Como en otros salmos, se percibe la implicación personal del orante en la situación del pueblo: ¿me dejan indiferente los problemas de la Iglesia y del mundo?; ¿los pongo en la presencia de Dios mediante la súplica y la intercesión?
Como en otros casos similares, el salmista hace memoria de las maravillas obradas por Dios en la historia de Israel, en particular la liberación de la esclavitud de Egipto (vv.15ss). Nosotros, miembros de la nueva Alianza, somos invitados a «hacer memoria» de Jesucristo resucitado de entre los muertos (2Tim 2,8); en efecto, es en la resurrección de su Hijo donde Dios ha manifestado y desplegado máximamente «la extraordinaria grandeza de su poder para con nosotros, los creyentes, conforme a la energía de su fuerza poderosa» (Ef 1, 19-21).
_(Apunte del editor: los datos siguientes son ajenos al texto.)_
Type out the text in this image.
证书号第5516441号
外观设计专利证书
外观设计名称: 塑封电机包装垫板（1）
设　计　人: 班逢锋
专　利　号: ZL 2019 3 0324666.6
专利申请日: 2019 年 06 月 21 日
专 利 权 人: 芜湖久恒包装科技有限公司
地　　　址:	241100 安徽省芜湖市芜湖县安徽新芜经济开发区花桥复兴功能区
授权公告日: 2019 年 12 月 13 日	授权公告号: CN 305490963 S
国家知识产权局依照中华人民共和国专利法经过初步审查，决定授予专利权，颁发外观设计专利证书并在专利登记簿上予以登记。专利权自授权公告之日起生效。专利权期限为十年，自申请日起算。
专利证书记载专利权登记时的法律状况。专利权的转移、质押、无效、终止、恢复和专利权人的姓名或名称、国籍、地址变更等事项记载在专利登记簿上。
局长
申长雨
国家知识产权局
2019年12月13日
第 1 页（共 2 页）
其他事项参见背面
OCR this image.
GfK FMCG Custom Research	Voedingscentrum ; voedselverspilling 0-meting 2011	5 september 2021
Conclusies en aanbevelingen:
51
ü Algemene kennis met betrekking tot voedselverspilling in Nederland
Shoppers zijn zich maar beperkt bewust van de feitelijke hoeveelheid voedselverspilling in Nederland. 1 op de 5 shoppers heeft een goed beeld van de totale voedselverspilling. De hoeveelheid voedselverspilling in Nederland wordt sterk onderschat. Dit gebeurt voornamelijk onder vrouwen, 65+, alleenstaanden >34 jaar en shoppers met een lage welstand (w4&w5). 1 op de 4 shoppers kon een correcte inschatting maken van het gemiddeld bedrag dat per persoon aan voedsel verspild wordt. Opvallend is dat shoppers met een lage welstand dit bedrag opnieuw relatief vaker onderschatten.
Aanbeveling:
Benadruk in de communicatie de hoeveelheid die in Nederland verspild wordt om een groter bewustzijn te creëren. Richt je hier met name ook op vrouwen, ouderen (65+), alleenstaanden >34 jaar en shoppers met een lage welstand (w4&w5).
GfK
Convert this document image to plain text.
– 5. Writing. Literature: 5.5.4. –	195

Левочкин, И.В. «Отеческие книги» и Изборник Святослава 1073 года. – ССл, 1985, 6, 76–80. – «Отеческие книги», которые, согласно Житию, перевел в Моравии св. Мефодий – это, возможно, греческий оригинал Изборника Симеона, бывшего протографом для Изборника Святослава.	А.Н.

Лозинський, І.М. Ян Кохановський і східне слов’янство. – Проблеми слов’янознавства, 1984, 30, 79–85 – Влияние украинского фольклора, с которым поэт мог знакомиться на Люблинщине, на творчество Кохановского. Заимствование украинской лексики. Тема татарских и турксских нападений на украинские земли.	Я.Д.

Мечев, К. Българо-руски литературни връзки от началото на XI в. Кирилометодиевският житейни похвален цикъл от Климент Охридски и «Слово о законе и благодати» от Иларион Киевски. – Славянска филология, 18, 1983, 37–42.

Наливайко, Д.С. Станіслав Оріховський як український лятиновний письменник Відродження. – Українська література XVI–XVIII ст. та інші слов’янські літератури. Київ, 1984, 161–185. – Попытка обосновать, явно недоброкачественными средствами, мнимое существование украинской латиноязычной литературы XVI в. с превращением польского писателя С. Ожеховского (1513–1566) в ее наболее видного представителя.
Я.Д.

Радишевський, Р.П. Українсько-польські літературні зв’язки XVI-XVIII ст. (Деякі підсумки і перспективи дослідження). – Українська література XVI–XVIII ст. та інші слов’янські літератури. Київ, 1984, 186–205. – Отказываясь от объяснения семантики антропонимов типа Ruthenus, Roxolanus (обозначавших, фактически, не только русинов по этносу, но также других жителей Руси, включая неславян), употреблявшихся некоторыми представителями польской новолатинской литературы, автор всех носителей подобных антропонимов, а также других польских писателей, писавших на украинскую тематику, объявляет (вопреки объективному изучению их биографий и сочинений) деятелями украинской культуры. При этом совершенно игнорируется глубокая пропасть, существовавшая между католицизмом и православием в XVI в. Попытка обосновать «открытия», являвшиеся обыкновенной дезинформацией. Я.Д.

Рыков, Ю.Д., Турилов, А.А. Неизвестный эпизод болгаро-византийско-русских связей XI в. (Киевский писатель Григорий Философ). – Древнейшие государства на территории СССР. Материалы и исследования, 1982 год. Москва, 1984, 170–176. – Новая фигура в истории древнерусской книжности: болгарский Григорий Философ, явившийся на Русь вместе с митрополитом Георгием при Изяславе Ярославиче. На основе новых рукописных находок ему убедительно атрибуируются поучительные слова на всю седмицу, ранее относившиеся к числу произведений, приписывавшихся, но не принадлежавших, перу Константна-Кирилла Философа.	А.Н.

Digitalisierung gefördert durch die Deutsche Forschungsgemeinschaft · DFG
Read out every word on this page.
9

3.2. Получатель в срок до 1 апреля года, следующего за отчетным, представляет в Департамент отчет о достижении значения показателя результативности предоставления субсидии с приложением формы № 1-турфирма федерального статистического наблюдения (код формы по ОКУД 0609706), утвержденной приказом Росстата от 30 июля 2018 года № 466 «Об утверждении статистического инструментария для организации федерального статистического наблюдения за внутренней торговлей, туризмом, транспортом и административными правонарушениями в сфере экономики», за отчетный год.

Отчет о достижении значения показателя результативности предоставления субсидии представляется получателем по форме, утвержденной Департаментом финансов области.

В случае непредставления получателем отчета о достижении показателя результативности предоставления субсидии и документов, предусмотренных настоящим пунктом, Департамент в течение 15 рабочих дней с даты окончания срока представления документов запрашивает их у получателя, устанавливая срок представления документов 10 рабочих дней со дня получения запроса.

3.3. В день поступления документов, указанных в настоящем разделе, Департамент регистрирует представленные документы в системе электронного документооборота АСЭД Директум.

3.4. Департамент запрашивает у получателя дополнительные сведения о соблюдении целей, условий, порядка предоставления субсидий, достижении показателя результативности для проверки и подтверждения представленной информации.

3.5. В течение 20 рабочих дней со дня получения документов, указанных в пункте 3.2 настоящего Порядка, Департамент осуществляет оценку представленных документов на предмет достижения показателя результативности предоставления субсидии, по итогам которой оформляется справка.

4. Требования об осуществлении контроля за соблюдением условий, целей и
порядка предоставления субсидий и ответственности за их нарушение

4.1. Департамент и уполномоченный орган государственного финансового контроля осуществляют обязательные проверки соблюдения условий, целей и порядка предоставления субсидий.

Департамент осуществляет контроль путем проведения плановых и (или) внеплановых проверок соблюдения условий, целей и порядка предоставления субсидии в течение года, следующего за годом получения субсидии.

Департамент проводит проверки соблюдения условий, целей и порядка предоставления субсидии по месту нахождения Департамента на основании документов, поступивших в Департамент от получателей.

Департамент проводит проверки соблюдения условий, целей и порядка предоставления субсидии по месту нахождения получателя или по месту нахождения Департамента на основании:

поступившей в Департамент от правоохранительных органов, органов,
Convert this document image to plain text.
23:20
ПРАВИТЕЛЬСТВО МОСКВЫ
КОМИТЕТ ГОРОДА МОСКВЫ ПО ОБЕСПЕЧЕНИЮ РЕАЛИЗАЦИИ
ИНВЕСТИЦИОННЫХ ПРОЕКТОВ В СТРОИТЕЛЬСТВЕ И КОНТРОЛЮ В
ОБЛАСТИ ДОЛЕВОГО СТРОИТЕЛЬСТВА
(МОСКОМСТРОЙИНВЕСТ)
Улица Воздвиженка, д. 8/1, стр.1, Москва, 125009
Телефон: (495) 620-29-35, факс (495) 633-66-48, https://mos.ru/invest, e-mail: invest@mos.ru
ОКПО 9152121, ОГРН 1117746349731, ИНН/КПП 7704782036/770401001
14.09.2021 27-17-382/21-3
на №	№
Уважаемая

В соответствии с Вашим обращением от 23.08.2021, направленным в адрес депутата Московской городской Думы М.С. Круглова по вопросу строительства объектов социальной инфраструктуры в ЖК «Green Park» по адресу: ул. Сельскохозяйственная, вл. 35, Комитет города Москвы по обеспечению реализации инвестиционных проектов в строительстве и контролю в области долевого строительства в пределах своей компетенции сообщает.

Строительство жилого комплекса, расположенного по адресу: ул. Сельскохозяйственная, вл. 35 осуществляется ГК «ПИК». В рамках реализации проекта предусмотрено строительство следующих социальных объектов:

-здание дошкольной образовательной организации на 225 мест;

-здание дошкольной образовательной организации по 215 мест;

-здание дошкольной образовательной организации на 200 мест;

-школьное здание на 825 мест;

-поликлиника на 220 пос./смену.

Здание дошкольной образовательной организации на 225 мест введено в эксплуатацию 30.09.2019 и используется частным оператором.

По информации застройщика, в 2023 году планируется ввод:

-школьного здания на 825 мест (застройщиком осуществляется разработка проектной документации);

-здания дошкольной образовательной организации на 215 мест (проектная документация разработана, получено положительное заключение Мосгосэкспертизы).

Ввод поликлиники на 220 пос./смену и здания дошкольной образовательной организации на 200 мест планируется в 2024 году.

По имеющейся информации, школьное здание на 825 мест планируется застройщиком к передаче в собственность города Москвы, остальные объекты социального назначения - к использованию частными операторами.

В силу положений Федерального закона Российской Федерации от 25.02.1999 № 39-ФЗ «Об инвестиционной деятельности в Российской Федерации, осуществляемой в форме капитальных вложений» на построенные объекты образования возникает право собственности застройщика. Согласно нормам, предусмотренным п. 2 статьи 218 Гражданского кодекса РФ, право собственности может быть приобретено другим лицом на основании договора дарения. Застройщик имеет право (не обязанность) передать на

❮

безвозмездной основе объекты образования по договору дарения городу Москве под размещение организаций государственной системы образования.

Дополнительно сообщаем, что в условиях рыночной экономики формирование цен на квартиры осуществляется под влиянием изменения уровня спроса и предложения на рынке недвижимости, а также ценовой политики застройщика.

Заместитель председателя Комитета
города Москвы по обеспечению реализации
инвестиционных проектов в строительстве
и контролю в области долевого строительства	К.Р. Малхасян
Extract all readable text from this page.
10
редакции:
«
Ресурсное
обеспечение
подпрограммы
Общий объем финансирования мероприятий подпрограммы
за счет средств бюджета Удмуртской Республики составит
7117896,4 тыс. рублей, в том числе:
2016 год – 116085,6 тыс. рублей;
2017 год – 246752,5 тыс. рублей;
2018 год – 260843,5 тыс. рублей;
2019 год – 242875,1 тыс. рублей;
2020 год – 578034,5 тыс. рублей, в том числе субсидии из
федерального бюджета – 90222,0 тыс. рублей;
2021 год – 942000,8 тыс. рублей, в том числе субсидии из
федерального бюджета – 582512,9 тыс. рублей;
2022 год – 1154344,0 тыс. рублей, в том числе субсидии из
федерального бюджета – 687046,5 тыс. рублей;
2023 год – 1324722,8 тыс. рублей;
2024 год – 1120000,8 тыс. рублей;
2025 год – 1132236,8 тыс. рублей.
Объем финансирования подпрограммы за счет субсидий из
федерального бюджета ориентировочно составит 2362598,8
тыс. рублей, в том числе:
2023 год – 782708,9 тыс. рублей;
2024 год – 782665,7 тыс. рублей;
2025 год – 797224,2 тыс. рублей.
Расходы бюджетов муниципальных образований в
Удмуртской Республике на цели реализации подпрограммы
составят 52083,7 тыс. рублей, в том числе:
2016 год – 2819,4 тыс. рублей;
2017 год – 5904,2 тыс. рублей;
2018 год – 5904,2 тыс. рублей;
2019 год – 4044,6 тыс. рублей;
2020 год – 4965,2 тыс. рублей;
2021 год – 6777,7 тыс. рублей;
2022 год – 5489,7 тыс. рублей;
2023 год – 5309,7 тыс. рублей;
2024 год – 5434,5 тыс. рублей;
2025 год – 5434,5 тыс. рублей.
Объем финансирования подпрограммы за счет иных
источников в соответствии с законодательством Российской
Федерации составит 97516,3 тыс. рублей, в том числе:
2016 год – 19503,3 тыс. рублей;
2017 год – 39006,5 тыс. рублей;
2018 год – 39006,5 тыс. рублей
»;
En todo caso, el salmo no da soluciones fáciles. Ante la trágica situación del pueblo y la aparente no intervención de Dios, el salmista entra «en la noche» y nos remite al misterio de Dios, absolutamente incontrolable para nosotros: «¡Qué inescrutables sus designios e inalcanzables sus caminos! Pues, ¿quién conoció la mente del Señor, o quién llegó a ser su consejero?» (Rom 11,33-34).